Mr Scurrah joined Virgin in early 2019 and was engineering a turnaround plan to improve the airline’s poor financial performance when the COVID-19 pandemic forced it to ground its fleet and pushed it into insolvency owing $6.8 billion.
He said it had been a “great privilege” to lead the airline for the past 18 months, even through “the most challenging time in aviation history”.
“I have continued to be so proud of the way my team and our entire organisation has fought to save this airline and to keep competition alive and well in Australia,” Mr Scurrah said in a statement on Thursday.
“We have succeeded in not just ensuring the future of the company, but also reset the business to ensure it is well placed to deliver for Bain Capital for many years to come.”
Mr Scurrah appeared to have successfully talked Bain around to backing his vision to keep Virgin as a full-service airline, after the private equity firm’s local boss Mike Murphy earlier said he wanted to re-build Virgin as a “hybrid” airline operating somewhere between Qantas and Jetstar.
Mr Scurrah’s imminent exit has heightened fears among Virgin’s workforce that Bain will renege on earlier assurances and strip Virgin back to a budget airline with a limited network, leaving Qantas with a monopoly over full-service air travel in Australia.

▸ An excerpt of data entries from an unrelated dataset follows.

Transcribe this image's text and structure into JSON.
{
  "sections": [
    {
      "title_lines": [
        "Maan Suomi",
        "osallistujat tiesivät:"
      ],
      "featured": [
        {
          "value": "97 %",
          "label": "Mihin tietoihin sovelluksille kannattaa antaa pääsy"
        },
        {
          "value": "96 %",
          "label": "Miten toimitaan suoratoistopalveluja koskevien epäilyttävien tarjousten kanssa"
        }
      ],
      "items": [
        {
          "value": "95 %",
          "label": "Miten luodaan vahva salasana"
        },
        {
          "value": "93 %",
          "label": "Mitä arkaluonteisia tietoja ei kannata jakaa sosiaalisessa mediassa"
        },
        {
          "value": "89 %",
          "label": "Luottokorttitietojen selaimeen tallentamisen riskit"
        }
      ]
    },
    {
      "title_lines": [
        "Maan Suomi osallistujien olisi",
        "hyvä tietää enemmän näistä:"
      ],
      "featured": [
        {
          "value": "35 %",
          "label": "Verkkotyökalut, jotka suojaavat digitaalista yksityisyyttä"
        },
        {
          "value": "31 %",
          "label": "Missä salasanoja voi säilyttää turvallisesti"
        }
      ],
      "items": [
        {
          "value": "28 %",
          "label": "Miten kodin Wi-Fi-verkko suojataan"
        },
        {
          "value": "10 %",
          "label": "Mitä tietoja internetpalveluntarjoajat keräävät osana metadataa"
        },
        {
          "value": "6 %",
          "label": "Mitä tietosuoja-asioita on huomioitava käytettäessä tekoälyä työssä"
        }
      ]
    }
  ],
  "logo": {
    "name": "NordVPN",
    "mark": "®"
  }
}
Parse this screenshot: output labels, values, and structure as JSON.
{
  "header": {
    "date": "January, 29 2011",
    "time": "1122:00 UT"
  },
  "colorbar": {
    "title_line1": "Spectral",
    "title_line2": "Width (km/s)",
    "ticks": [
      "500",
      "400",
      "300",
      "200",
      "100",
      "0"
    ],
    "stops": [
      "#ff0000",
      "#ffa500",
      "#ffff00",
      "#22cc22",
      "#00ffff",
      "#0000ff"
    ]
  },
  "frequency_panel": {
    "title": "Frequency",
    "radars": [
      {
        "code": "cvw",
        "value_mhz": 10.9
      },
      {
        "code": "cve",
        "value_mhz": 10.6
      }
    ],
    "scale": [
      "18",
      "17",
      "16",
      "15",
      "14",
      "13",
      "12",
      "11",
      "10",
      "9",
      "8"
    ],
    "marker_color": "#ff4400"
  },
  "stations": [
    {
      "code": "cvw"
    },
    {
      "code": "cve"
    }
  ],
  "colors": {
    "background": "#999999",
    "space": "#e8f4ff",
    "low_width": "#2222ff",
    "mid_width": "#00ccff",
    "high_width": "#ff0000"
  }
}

However Mr Strawbridge sought to stomp on that speculation on Thursday, saying he had reaffirmed with Bain that Virgin Australia would not be repositioned as a low-cost carrier.
“Virgin Australia will be a ‘hybrid’ airline, offering great value to customers by delivering a distinctive Virgin experience at competitive prices,” Mr Strawbridge said. “This will appeal to the full spectrum of travellers, from premium corporate through to more budget-focused customers.”